Two campers on Mt. Diablo were struck by lightning the other night. They were occupying the campground in the middle of a thunderstorm, because they had no place to go. Their home had been foreclosed.
This foreclosure lightning bolt has struck several times in my Oakley neighborhood. It felt like a ghost town for awhile. Years later, the house across the street is still empty. Down the block and around the corner, several more.
Most often, we only get the numbers. We know, for instance, that 1.2 million California homeowners have been foreclosed since 2008. What we seldom get are the stories behind the numbers, like that of the two campers on Mt. Diablo or friends and neighbors who couldn't keep up with the balloon payments on homes going underwater faster than Titanic.
Few, if any, lifeboats were available for these people but it's a different story if you're well-placed. Last fall the Oakley City Council, with one lone dissent, voted a $366,000 bailout on our city manager's taxpayer-funded, underwater mortgage.

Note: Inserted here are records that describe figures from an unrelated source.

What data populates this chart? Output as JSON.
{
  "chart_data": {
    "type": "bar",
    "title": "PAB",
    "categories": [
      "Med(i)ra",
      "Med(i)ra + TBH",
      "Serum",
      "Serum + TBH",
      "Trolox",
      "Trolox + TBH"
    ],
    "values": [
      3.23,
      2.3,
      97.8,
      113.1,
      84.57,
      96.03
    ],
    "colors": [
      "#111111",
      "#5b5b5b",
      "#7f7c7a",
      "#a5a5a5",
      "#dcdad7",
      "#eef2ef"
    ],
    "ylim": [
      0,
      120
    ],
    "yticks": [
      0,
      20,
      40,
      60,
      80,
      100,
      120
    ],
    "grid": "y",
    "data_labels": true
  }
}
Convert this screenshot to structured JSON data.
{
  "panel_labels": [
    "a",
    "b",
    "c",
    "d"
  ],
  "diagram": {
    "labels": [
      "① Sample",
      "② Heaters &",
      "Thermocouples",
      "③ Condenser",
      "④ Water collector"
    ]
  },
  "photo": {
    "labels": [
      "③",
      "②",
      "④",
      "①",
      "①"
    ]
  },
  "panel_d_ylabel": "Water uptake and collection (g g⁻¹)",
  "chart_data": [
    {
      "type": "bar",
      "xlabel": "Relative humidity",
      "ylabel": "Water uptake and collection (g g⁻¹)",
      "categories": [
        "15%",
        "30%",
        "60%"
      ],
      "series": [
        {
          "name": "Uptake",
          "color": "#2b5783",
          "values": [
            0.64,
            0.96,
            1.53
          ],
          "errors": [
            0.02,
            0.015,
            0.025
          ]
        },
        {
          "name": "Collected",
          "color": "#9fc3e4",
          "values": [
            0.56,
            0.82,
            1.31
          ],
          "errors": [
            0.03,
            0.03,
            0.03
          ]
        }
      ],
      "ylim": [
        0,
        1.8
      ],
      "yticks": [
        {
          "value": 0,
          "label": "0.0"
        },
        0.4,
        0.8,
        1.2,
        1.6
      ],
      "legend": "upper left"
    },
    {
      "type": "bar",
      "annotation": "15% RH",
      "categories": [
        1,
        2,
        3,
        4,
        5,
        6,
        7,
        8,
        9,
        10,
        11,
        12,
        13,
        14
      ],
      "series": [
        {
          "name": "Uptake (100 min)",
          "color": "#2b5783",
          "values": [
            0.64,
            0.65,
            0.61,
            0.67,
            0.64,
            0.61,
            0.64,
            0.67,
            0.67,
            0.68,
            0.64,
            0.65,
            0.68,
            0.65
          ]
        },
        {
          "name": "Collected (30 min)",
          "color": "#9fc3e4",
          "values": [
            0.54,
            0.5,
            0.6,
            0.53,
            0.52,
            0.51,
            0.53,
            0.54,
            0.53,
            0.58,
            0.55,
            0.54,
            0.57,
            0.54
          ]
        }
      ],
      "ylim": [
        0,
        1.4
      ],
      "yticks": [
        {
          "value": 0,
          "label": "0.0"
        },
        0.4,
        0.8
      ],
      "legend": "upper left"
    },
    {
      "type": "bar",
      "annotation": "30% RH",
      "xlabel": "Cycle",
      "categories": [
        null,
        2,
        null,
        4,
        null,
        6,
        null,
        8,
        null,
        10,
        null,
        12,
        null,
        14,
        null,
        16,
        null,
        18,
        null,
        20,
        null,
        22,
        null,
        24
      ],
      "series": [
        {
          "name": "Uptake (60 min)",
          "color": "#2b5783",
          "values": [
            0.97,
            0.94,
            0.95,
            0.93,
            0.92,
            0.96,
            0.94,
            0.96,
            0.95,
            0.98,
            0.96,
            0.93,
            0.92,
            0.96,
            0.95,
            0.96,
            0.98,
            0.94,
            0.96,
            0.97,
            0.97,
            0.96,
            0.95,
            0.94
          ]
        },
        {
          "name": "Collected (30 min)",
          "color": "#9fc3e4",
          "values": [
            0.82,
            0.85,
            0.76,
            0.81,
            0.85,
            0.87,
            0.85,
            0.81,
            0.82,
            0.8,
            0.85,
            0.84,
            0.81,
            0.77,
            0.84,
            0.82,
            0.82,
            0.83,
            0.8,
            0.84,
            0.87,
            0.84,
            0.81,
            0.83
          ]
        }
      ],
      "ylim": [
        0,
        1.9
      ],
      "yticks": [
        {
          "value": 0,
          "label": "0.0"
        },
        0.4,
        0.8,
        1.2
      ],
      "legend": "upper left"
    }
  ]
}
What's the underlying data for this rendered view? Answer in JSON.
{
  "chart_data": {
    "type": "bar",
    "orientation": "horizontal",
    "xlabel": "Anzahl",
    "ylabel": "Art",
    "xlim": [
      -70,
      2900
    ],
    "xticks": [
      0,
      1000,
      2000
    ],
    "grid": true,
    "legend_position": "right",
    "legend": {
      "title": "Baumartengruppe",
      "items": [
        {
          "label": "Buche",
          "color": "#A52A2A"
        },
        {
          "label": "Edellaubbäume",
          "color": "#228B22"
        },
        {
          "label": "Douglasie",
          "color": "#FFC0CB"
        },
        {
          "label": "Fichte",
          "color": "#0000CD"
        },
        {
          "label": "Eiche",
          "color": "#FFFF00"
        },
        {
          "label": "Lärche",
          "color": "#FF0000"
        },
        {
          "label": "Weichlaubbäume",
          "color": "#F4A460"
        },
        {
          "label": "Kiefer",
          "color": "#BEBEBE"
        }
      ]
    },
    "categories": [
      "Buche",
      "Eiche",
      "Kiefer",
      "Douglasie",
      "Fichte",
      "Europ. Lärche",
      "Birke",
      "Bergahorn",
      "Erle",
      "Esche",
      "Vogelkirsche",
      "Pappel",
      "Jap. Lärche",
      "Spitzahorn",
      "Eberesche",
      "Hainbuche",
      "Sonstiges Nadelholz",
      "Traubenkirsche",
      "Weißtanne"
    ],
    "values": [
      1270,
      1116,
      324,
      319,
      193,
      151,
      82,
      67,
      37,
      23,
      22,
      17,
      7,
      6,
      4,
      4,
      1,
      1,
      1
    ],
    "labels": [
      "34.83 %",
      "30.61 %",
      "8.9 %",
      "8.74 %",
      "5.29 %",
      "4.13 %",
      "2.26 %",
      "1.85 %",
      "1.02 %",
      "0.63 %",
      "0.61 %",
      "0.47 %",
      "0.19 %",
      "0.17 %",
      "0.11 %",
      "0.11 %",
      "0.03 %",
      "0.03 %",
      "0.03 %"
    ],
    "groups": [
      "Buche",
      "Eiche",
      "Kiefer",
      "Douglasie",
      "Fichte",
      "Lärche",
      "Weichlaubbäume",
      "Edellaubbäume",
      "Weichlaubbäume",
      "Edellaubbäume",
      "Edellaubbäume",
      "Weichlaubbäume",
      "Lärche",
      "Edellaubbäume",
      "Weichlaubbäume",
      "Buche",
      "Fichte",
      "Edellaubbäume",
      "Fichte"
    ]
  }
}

This came after the Council had suspended his payments when the manager, who makes around $200,000, cried poor. Indeed, he was so poor that, according to the Contra Costa Times, he bought another home with the money from the payments he didn't have to make.
But where was the forgiveness of my neighbors' loans? Under intense public pressure the Council rescinded the deal, but the damage to public trust had been done.